The pair, who were fined $340,000 in 2013 under similar circumstances with a different cleaning company, withheld $11,511 in wages from three Taiwanese workers from June 2012 until April 2013 via Commercial and Residential Cleaning Group.

One of the workers was paid just 34 per cent of what she was entitled to for two months of work, while another was paid about half what they were owed over a three-month period.

Federal Circuit Court Judge Antoni Lucev said the couple’s underpayment tactics were intentional.

“It is open to infer that the respondents’ actions towards the employees formed part of a deliberate business strategy to engage vulnerable employees, refuse to pay them during their first few weeks of employment, refuse to pay them their full entitlements when they fell due … and then refuse to pay outstanding wages owed to the employees on the termination of the employment relationship,” he said.

Judge Lucev also found that the pair had shown no remorse, no evidence of corrective action and no cooperation with the court or the regulator.

Noting that there was evidence Ms Paino-Povey and Mr Povey might be continuing to operate in the cleaning industry, Judge Lucev found there was a need to impose penalties that deterred them from future contraventions.

Mr Povey was fined $72,240, Ms Paino-Povey was handed a $77,400 fine and the business was penalised $361,200.

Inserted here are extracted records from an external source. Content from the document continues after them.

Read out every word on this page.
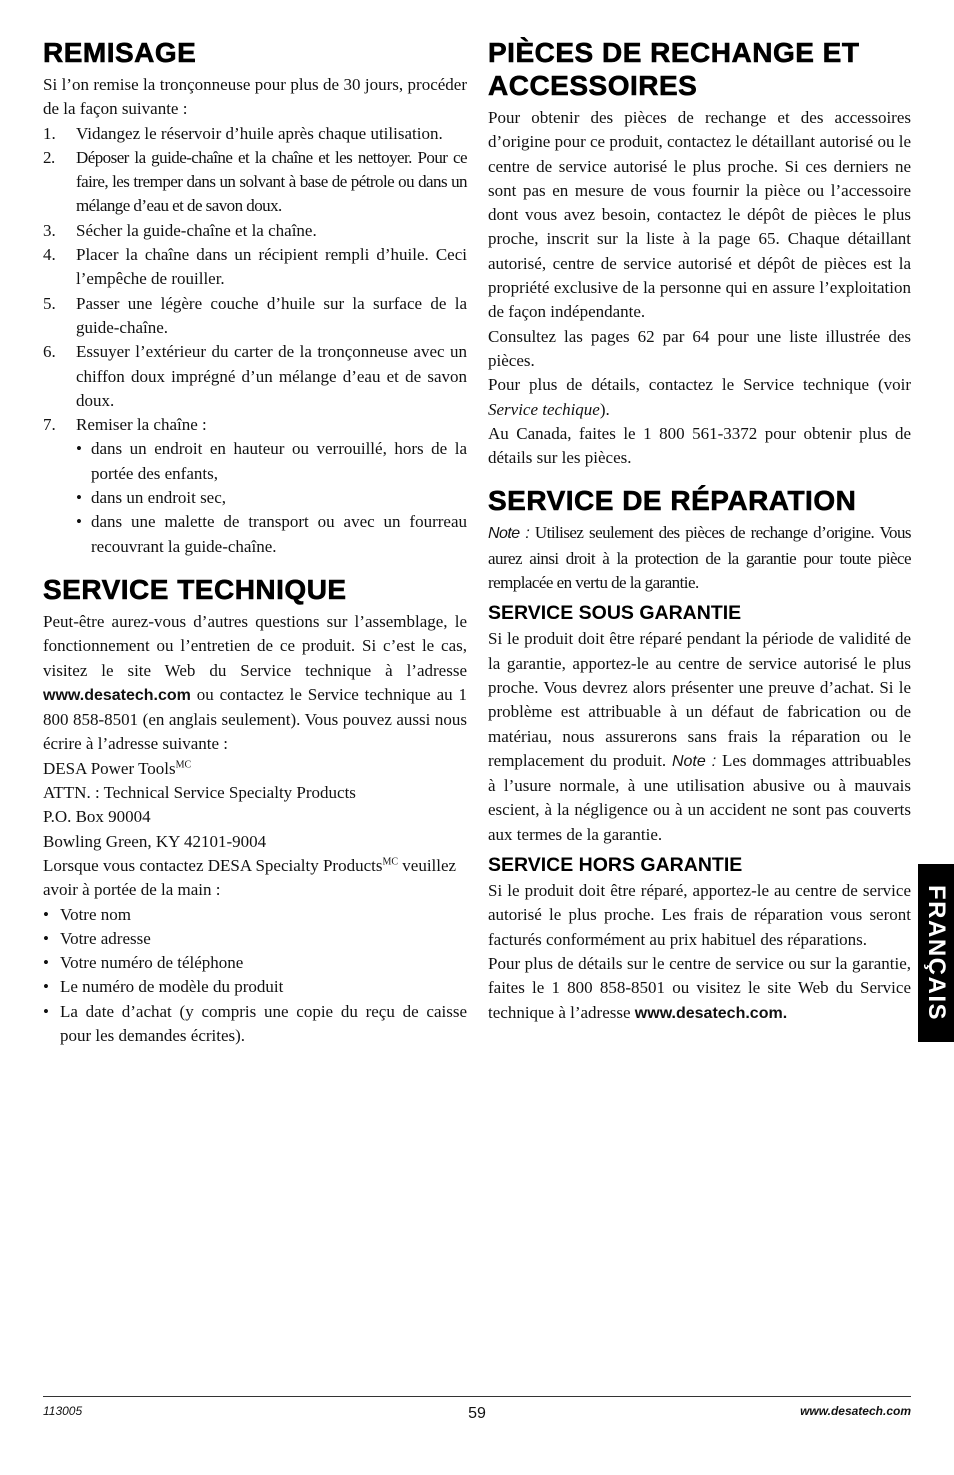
REMISAGE

Si l’on remise la tronçonneuse pour plus de 30 jours, procéder de la façon suivante :

1. Vidangez le réservoir d’huile après chaque utilisation.
2. Déposer la guide-chaîne et la chaîne et les nettoyer. Pour ce faire, les tremper dans un solvant à base de pétrole ou dans un mélange d’eau et de savon doux.
3. Sécher la guide-chaîne et la chaîne.
4. Placer la chaîne dans un récipient rempli d’huile. Ceci l’empêche de rouiller.
5. Passer une légère couche d’huile sur la surface de la guide-chaîne.
6. Essuyer l’extérieur du carter de la tronçonneuse avec un chiffon doux imprégné d’un mélange d’eau et de savon doux.
7. Remiser la chaîne :
• dans un endroit en hauteur ou verrouillé, hors de la portée des enfants,
• dans un endroit sec,
• dans une malette de transport ou avec un fourreau recouvrant la guide-chaîne.
SERVICE TECHNIQUE

Peut-être aurez-vous d’autres questions sur l’assemblage, le fonctionnement ou l’entretien de ce produit. Si c’est le cas, visitez le site Web du Service technique à l’adresse www.desatech.com ou contactez le Service technique au 1 800 858-8501 (en anglais seulement). Vous pouvez aussi nous écrire à l’adresse suivante :

DESA Power Tools$^{MC}$

ATTN. : Technical Service Specialty Products

P.O. Box 90004

Bowling Green, KY 42101-9004

Lorsque vous contactez DESA Specialty Products$^{MC}$ veuillez avoir à portée de la main :

• Votre nom
• Votre adresse
• Votre numéro de téléphone
• Le numéro de modèle du produit
• La date d’achat (y compris une copie du reçu de caisse pour les demandes écrites).
PIÈCES DE RECHANGE ET ACCESSOIRES

Pour obtenir des pièces de rechange et des accessoires d’origine pour ce produit, contactez le détaillant autorisé ou le centre de service autorisé le plus proche. Si ces derniers ne sont pas en mesure de vous fournir la pièce ou l’accessoire dont vous avez besoin, contactez le dépôt de pièces le plus proche, inscrit sur la liste à la page 65. Chaque détaillant autorisé, centre de service autorisé et dépôt de pièces est la propriété exclusive de la personne qui en assure l’exploitation de façon indépendante.

Consultez las pages 62 par 64 pour une liste illustrée des pièces.

Pour plus de détails, contactez le Service technique (voir Service techique).

Au Canada, faites le 1 800 561-3372 pour obtenir plus de détails sur les pièces.

SERVICE DE RÉPARATION

Note : Utilisez seulement des pièces de rechange d’origine. Vous aurez ainsi droit à la protection de la garantie pour toute pièce remplacée en vertu de la garantie.

SERVICE SOUS GARANTIE

Si le produit doit être réparé pendant la période de validité de la garantie, apportez-le au centre de service autorisé le plus proche. Vous devrez alors présenter une preuve d’achat. Si le problème est attribuable à un défaut de fabrication ou de matériau, nous assurerons sans frais la réparation ou le remplacement du produit. Note : Les dommages attribuables à l’usure normale, à une utilisation abusive ou à mauvais escient, à la négligence ou à un accident ne sont pas couverts aux termes de la garantie.

SERVICE HORS GARANTIE

Si le produit doit être réparé, apportez-le au centre de service autorisé le plus proche. Les frais de réparation vous seront facturés conformément au prix habituel des réparations.

Pour plus de détails sur le centre de service ou sur la garantie, faites le 1 800 858-8501 ou visitez le site Web du Service technique à l’adresse www.desatech.com.	FRANÇAIS
113005	59	www.desatech.com
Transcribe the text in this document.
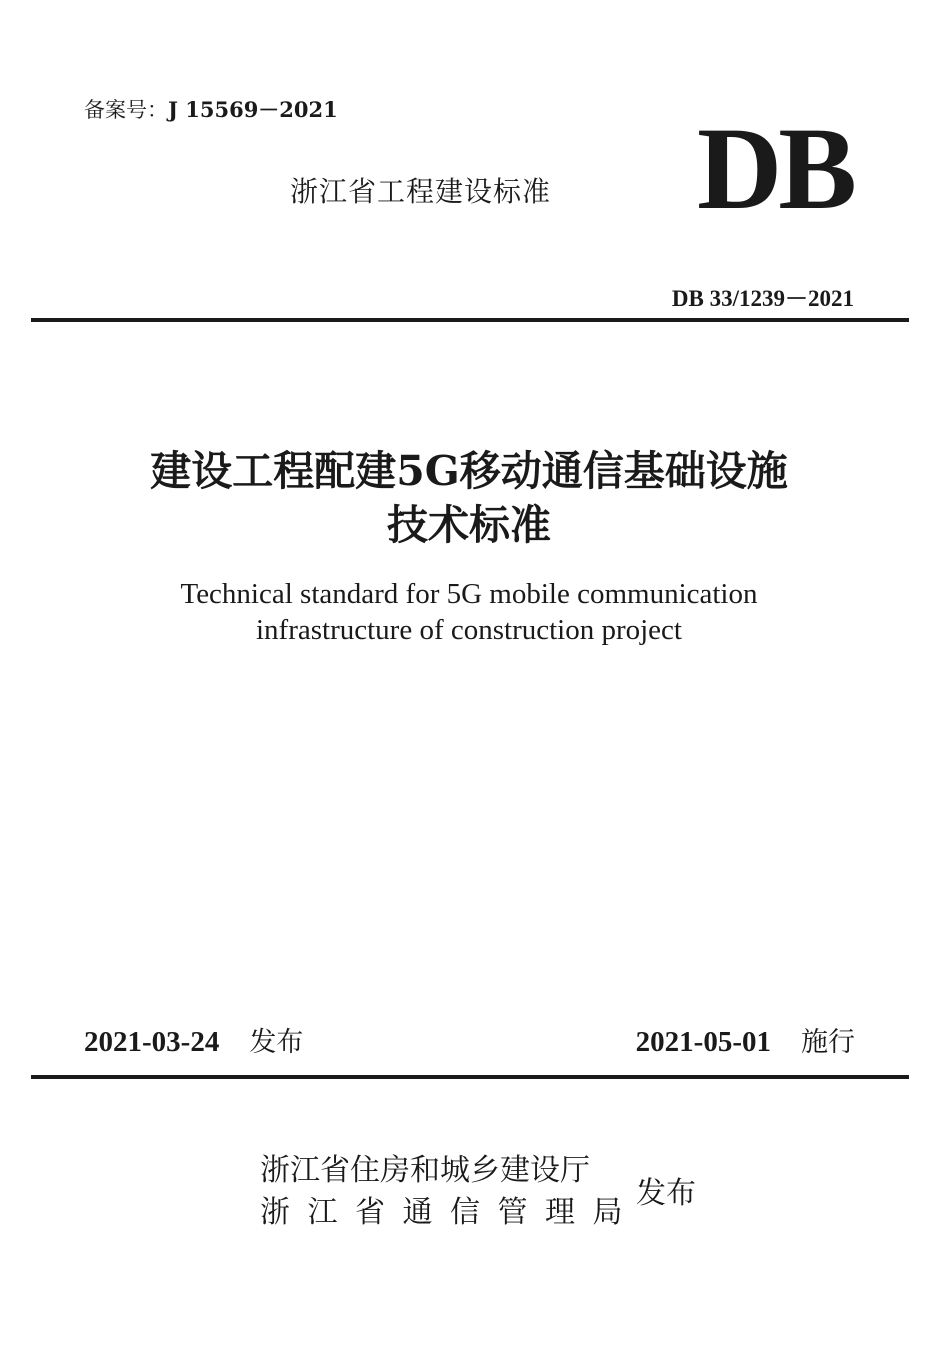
备案号：J 15569－2021
浙江省工程建设标准 DB
DB 33/1239－2021
建设工程配建5G移动通信基础设施
技术标准
Technical standard for 5G mobile communication
infrastructure of construction project
2021-03-24 发布	2021-05-01 施行
浙江省住房和城乡建设厅
浙江省通信管理局
发布
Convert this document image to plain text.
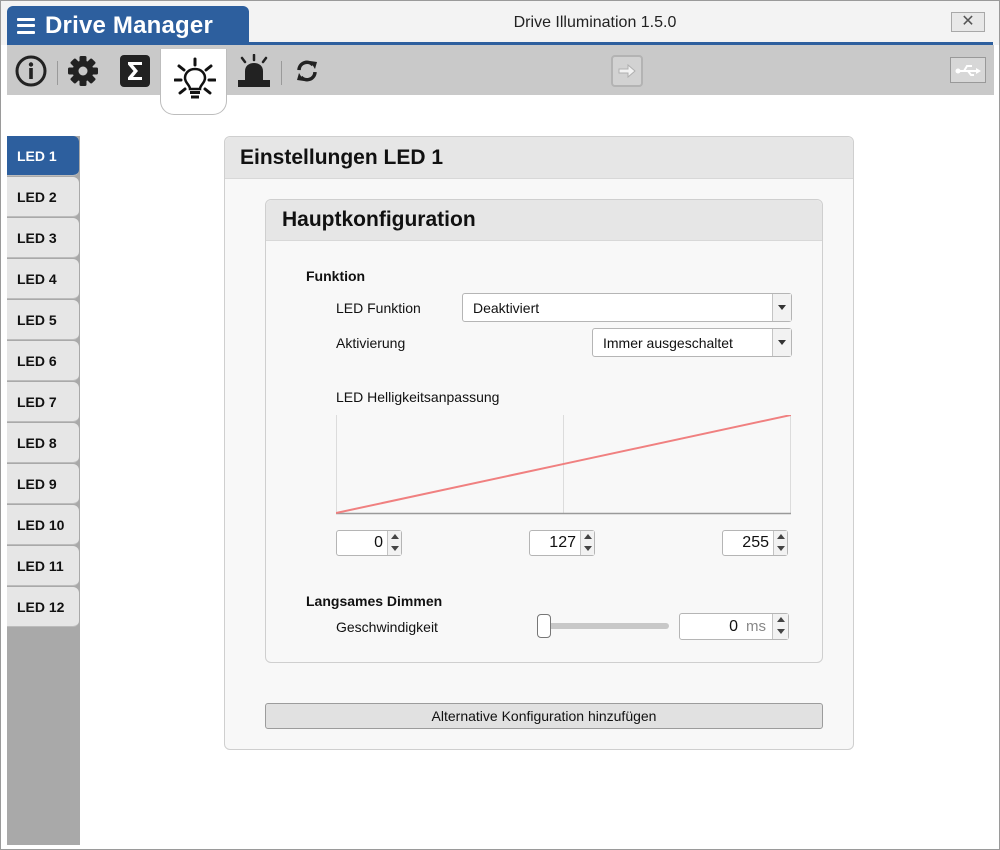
Drive Manager	Drive Illumination 1.5.0	✕
LED 1
LED 2
LED 3
LED 4
LED 5
LED 6
LED 7
LED 8
LED 9
LED 10
LED 11
LED 12
Einstellungen LED 1
Hauptkonfiguration
Funktion
LED Funktion	Deaktiviert
Aktivierung	Immer ausgeschaltet
LED Helligkeitsanpassung
0	127	255
Langsames Dimmen
Geschwindigkeit	0 ms
Alternative Konfiguration hinzufügen
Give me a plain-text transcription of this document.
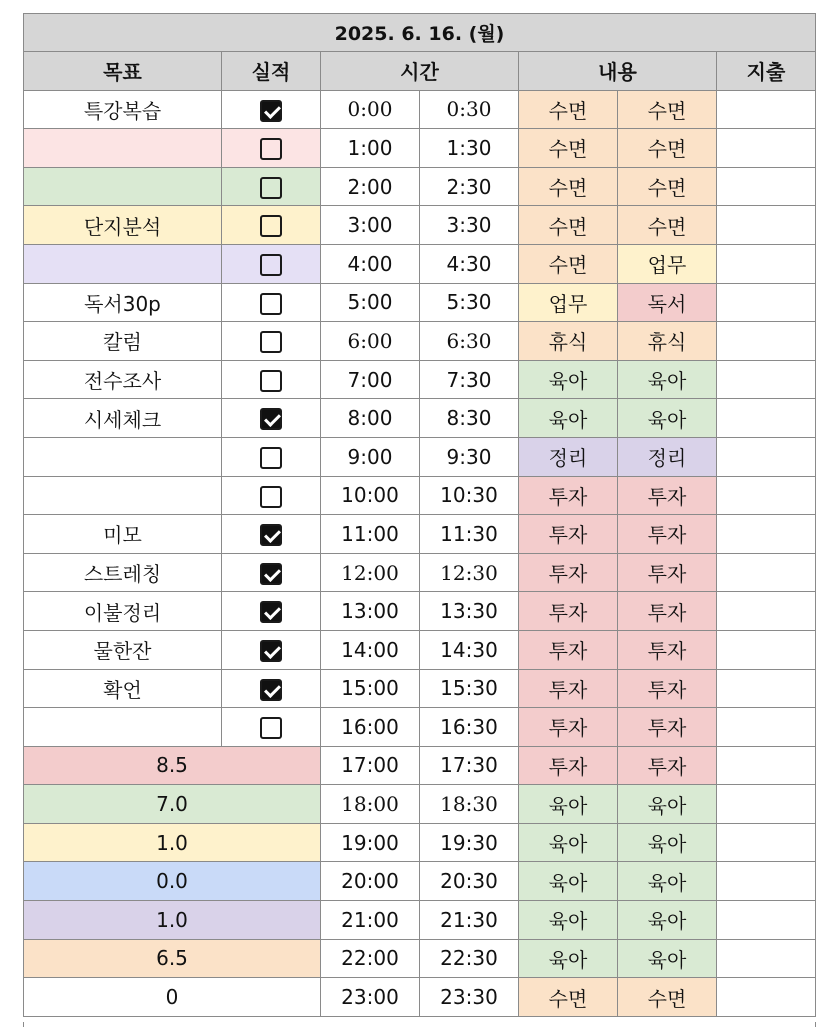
2025. 6. 16. (월)						
목표	실적	시간		내용		지출
특강복습		0:00	0:30	수면	수면	
		1:00	1:30	수면	수면	
		2:00	2:30	수면	수면	
단지분석		3:00	3:30	수면	수면	
		4:00	4:30	수면	업무	
독서30p		5:00	5:30	업무	독서	
칼럼		6:00	6:30	휴식	휴식	
전수조사		7:00	7:30	육아	육아	
시세체크		8:00	8:30	육아	육아	
		9:00	9:30	정리	정리	
		10:00	10:30	투자	투자	
미모		11:00	11:30	투자	투자	
스트레칭		12:00	12:30	투자	투자	
이불정리		13:00	13:30	투자	투자	
물한잔		14:00	14:30	투자	투자	
확언		15:00	15:30	투자	투자	
		16:00	16:30	투자	투자	
8.5		17:00	17:30	투자	투자	
7.0		18:00	18:30	육아	육아	
1.0		19:00	19:30	육아	육아	
0.0		20:00	20:30	육아	육아	
1.0		21:00	21:30	육아	육아	
6.5		22:00	22:30	육아	육아	
0		23:00	23:30	수면	수면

The penalties are the most ever secured by the Fair Work Ombudsman in legal action in WA.

Fair Work ombudsman Natalie James said this sort of exploitation was frustrating to encounter.

“The outcome of this case sends a clear message to operators that there are serious consequences for exploiting vulnerable workers. Lawful minimum pay rates apply to all employees in Australia and they are not negotiable,” she said

“Those employers who think they can profit from blatant exploitation of vulnerable workers need to get the message that we are committed to pursuing you to the full extent of the law to ensure you receive the punishment you deserve.”

Mr Povey briefly shot to prominence in the 1980s when he bought the Gull petrol station chain, and seemed to epitomise the brash entrepreneurial approach of that era.

The Gull deal fell over after Mr Povey was unable to service large loans from Laurie Connell's Rothwells merchant bank.